Households gain back lost wealth

Christopher S. Rugaber Associated Press

WASHINGTON – It took 5 1/2 years.

Surging stock prices and steady home-price increases have finally allowed Americans to regain the $16 trillion in wealth they lost to the Great Recession. The gains are helping support the economy and could lead to further spending and growth.

The recovered wealth – most of it from higher stock prices – has been flowing mainly to richer Americans. By contrast, middle class wealth is mostly in the form of home equity, which has risen much less.

Household wealth amounted to $66.1 trillion at the end of 2012, the Federal Reserve said Thursday. That was $1.2 trillion more than three months earlier and 98 percent of the pre-recession peak.

Further increases in stock and home prices this year mean that Americans’ net worth has since topped the pre-recession peak of $67.4 trillion, private economists say. Wealth had bottomed out at $51.4 trillion in early 2009.

“It’s all but certain that we surpassed that peak in the first quarter,” said Aaron Smith, senior economist at Moody’s Analytics.

Household wealth, or net worth, reflects the value of assets like homes, stocks and bank accounts minus debts like mortgages and credit cards. National home prices have extended their gains this year. And the Standard & Poor’s 500 index, a broad gauge of the stock market, has surged 8 percent so far this year.

Some economists caution that the recovered wealth might spur less consumer spending than it did before the recession. Dana Saporta, an economist at Credit Suisse, notes that Americans are now less likely to use the equity in their homes to fuel spending. The value of home equity Americans are cashing out has fallen 90 percent in six years, she said.

And since the housing bust, when home values fell broadly for the first time in decades, many homeowners are skeptical that higher prices will last, Saporta said. They won’t necessarily spend more as a result.

Finally, the upper-income Americans who have benefited most from the nation’s recovered wealth don’t tend to spend as much of their money as Americans overall do.

But they’ve gotten a lot richer.
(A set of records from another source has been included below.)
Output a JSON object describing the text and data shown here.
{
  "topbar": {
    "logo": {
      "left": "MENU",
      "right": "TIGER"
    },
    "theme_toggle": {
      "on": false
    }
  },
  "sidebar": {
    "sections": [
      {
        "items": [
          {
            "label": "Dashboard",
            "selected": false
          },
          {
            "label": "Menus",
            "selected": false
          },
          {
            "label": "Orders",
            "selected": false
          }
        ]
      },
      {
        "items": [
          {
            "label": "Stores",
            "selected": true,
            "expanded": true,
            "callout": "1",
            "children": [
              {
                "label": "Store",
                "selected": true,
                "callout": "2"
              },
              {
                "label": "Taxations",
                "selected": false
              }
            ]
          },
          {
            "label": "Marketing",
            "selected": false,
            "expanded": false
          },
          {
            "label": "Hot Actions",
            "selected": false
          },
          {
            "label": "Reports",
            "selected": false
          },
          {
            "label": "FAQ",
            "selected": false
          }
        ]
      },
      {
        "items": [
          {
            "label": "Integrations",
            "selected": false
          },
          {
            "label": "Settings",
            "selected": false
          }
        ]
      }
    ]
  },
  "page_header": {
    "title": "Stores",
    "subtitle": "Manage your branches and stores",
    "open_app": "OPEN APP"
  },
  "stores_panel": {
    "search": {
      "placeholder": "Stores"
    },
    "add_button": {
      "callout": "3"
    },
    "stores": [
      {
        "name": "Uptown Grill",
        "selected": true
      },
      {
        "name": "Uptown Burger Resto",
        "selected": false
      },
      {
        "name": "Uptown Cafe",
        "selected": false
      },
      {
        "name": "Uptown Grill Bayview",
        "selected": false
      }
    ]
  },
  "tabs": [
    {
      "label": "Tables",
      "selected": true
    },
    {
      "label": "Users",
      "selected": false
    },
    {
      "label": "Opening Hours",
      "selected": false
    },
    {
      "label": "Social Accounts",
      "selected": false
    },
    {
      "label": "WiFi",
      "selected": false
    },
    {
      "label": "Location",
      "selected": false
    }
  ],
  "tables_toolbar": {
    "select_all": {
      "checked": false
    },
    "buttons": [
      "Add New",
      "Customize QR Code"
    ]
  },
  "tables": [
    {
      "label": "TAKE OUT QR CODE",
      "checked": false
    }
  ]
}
The Dow Jones industrial average has just set a record high. Since bottoming out in March 2009, the Dow has jumped 119 percent. Roughly 80 percent of stocks are held by the richest 10 percent of households.

Smith noted that the two key trends in the Fed report – higher wealth and more consumer borrowing – are likely enabling people to spend more at a critical time: Most workers have had to absorb higher Social Security taxes this year. Someone earning $50,000 has about $1,000 less to spend in 2013. A household with two high-paid workers has up to $4,500 less.

Household finances are still improving, even with the increase in borrowing. Total household debt amounted to about 100 percent of after-tax income in the October-December quarter, down from 126 percent in 2007.